Week 4: The forecaster’s toolbox
What you will learn this week
- Forecasting workflow
- Four benchmark forecasting methods that we will use for comparison
- Linear trends, dummy seasonality
- Fitted values, residuals
- Forecasting using transformations
- Forecasting with decompositions
- Forecast evaluation
Pre-seminar activities
- Read Chapter 5 of the textbook and watch all embedded videos
- Read Chapter 7.4 of the textbook and watch the embedded video. Ignore Fourier series for the moment.
Tutorial exercises (in class or on your own)
NoteTutorial Learning Objectives
- Apply and compare simple benchmark forecasting methods.
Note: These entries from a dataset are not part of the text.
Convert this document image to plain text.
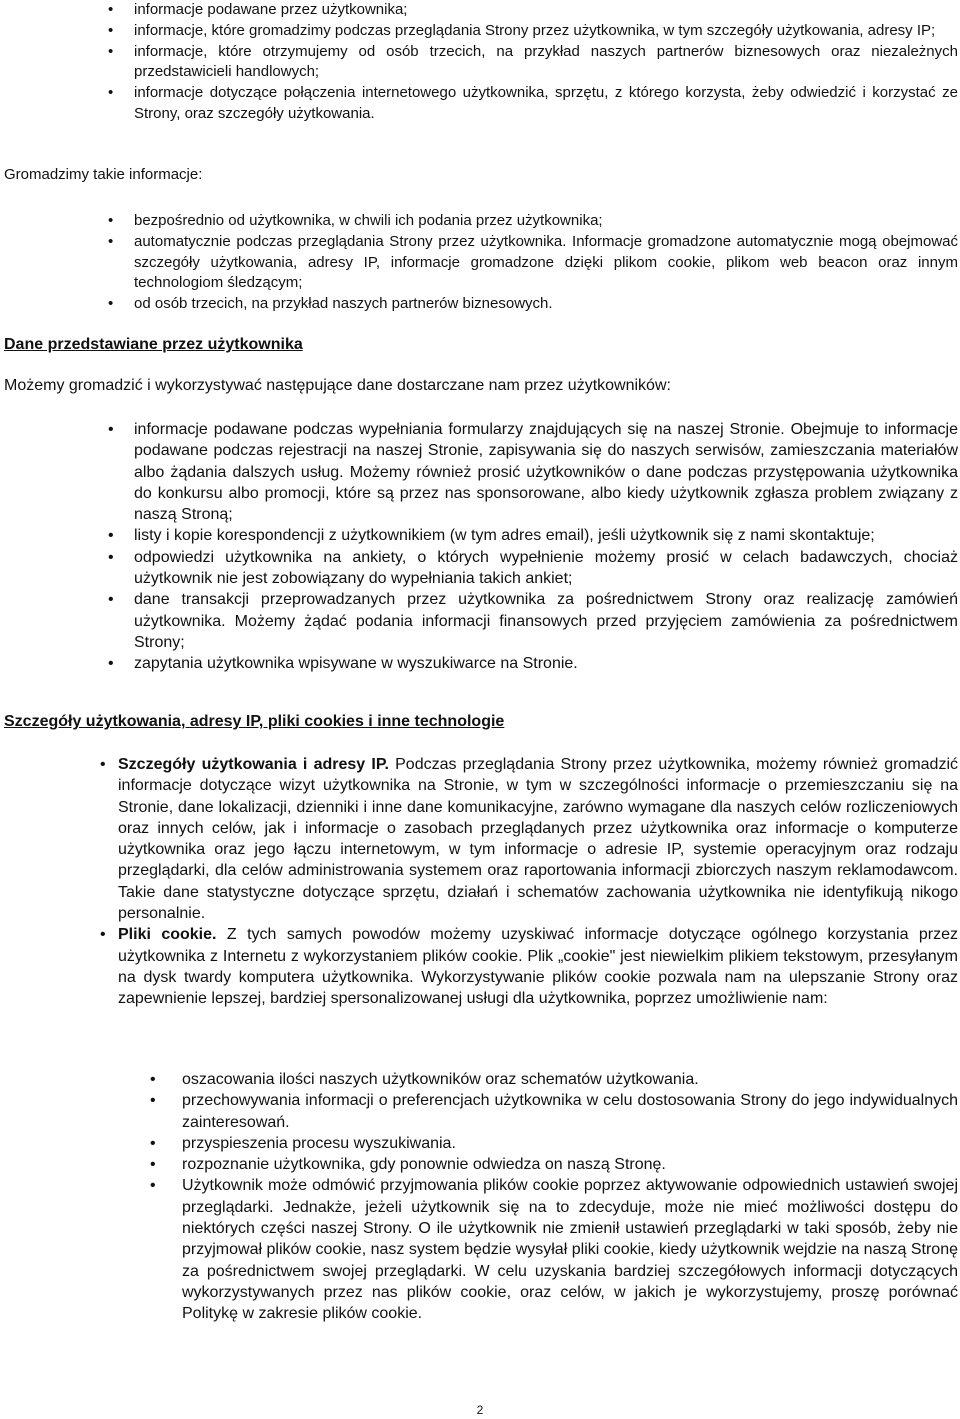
• informacje podawane przez użytkownika;
• informacje, które gromadzimy podczas przeglądania Strony przez użytkownika, w tym szczegóły użytkowania, adresy IP;
• informacje, które otrzymujemy od osób trzecich, na przykład naszych partnerów biznesowych oraz niezależnych przedstawicieli handlowych;
• informacje dotyczące połączenia internetowego użytkownika, sprzętu, z którego korzysta, żeby odwiedzić i korzystać ze Strony, oraz szczegóły użytkowania.

Gromadzimy takie informacje:

• bezpośrednio od użytkownika, w chwili ich podania przez użytkownika;
• automatycznie podczas przeglądania Strony przez użytkownika. Informacje gromadzone automatycznie mogą obejmować szczegóły użytkowania, adresy IP, informacje gromadzone dzięki plikom cookie, plikom web beacon oraz innym technologiom śledzącym;
• od osób trzecich, na przykład naszych partnerów biznesowych.

Dane przedstawiane przez użytkownika

Możemy gromadzić i wykorzystywać następujące dane dostarczane nam przez użytkowników:

• informacje podawane podczas wypełniania formularzy znajdujących się na naszej Stronie. Obejmuje to informacje podawane podczas rejestracji na naszej Stronie, zapisywania się do naszych serwisów, zamieszczania materiałów albo żądania dalszych usług. Możemy również prosić użytkowników o dane podczas przystępowania użytkownika do konkursu albo promocji, które są przez nas sponsorowane, albo kiedy użytkownik zgłasza problem związany z naszą Stroną;
• listy i kopie korespondencji z użytkownikiem (w tym adres email), jeśli użytkownik się z nami skontaktuje;
• odpowiedzi użytkownika na ankiety, o których wypełnienie możemy prosić w celach badawczych, chociaż użytkownik nie jest zobowiązany do wypełniania takich ankiet;
• dane transakcji przeprowadzanych przez użytkownika za pośrednictwem Strony oraz realizację zamówień użytkownika. Możemy żądać podania informacji finansowych przed przyjęciem zamówienia za pośrednictwem Strony;
• zapytania użytkownika wpisywane w wyszukiwarce na Stronie.

Szczegóły użytkowania, adresy IP, pliki cookies i inne technologie

• Szczegóły użytkowania i adresy IP. Podczas przeglądania Strony przez użytkownika, możemy również gromadzić informacje dotyczące wizyt użytkownika na Stronie, w tym w szczególności informacje o przemieszczaniu się na Stronie, dane lokalizacji, dzienniki i inne dane komunikacyjne, zarówno wymagane dla naszych celów rozliczeniowych oraz innych celów, jak i informacje o zasobach przeglądanych przez użytkownika oraz informacje o komputerze użytkownika oraz jego łączu internetowym, w tym informacje o adresie IP, systemie operacyjnym oraz rodzaju przeglądarki, dla celów administrowania systemem oraz raportowania informacji zbiorczych naszym reklamodawcom. Takie dane statystyczne dotyczące sprzętu, działań i schematów zachowania użytkownika nie identyfikują nikogo personalnie.
• Pliki cookie. Z tych samych powodów możemy uzyskiwać informacje dotyczące ogólnego korzystania przez użytkownika z Internetu z wykorzystaniem plików cookie. Plik „cookie" jest niewielkim plikiem tekstowym, przesyłanym na dysk twardy komputera użytkownika. Wykorzystywanie plików cookie pozwala nam na ulepszanie Strony oraz zapewnienie lepszej, bardziej spersonalizowanej usługi dla użytkownika, poprzez umożliwienie nam:
• oszacowania ilości naszych użytkowników oraz schematów użytkowania.
• przechowywania informacji o preferencjach użytkownika w celu dostosowania Strony do jego indywidualnych zainteresowań.
• przyspieszenia procesu wyszukiwania.
• rozpoznanie użytkownika, gdy ponownie odwiedza on naszą Stronę.
• Użytkownik może odmówić przyjmowania plików cookie poprzez aktywowanie odpowiednich ustawień swojej przeglądarki. Jednakże, jeżeli użytkownik się na to zdecyduje, może nie mieć możliwości dostępu do niektórych części naszej Strony. O ile użytkownik nie zmienił ustawień przeglądarki w taki sposób, żeby nie przyjmował plików cookie, nasz system będzie wysyłał pliki cookie, kiedy użytkownik wejdzie na naszą Stronę za pośrednictwem swojej przeglądarki. W celu uzyskania bardziej szczegółowych informacji dotyczących wykorzystywanych przez nas plików cookie, oraz celów, w jakich je wykorzystujemy, proszę porównać Politykę w zakresie plików cookie.
2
- Able to select and implement appropriate baseline forecasting methods (e.g., NAIVE, SNAIVE, random walk with drift) for a variety of real-world time series and produce forecast plots.
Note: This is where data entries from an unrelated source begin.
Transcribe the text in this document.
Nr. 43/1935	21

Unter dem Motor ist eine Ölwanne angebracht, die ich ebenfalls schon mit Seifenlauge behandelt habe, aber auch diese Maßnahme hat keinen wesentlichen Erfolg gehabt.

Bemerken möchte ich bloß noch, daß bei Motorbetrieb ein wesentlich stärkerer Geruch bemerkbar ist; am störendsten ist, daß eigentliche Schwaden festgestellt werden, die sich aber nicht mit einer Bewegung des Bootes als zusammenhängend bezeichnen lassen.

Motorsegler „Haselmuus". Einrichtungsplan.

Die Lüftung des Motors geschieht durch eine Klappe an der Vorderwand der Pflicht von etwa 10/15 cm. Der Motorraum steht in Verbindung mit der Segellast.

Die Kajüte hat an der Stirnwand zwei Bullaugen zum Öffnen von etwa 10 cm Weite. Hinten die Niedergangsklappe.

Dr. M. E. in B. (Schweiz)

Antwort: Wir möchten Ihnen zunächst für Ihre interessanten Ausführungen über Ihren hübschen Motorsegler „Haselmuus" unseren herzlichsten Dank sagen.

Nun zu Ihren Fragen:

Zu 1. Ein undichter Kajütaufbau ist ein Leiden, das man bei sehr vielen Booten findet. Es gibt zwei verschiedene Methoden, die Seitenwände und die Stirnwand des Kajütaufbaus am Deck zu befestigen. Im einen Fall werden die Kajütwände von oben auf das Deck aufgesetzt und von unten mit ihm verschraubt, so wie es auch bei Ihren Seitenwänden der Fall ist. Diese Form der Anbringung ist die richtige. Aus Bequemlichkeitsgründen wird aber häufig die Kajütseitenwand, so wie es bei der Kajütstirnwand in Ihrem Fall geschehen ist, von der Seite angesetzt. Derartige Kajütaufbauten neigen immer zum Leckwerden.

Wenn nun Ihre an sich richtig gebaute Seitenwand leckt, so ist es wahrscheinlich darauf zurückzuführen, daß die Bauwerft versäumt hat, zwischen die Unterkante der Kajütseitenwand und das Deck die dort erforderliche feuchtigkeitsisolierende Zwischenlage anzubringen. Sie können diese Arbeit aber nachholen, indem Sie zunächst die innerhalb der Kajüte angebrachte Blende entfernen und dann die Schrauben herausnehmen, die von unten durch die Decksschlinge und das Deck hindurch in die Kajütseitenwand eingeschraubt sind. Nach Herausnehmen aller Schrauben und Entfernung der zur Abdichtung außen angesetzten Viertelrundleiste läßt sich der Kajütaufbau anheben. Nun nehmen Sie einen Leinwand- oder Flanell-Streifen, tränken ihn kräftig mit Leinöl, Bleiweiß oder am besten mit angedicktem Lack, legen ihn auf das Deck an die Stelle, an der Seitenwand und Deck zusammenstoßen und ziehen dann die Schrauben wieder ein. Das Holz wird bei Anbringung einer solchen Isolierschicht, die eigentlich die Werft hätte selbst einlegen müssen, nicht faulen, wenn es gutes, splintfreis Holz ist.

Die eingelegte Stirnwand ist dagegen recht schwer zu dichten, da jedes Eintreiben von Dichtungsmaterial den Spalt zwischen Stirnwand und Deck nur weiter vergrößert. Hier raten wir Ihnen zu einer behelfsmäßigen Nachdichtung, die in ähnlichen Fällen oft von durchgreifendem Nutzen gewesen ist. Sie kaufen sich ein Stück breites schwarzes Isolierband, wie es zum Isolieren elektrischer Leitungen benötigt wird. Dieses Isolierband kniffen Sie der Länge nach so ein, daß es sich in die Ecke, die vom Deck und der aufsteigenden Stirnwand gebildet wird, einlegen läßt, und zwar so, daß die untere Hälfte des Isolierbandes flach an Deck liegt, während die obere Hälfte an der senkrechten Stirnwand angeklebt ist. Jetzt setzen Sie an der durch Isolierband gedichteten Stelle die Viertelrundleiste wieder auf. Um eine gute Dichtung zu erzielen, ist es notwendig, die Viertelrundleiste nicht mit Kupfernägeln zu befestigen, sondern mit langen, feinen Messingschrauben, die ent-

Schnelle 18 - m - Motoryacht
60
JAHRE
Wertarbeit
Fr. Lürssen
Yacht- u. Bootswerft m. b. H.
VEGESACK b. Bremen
- Evaluate forecasting performance using simple benchmark forecasting methods.
- Produce and visualise forecasts and evaluate whether a simple benchmark provides a reasonable baseline for forecasting.
- Decompose and forecast with STL methods.
- Apply STL decomposition to extract time series components.
- Able to generate seasonally adjusted forecasts, reseasonalise results, and compare performance with simple benchmark methods while interpreting residuals.
- Complete Exercises 1, 3, 5, 11 from Section 5.11 of the book.
- Complete Exercise 2 from Section 7.10 of the book.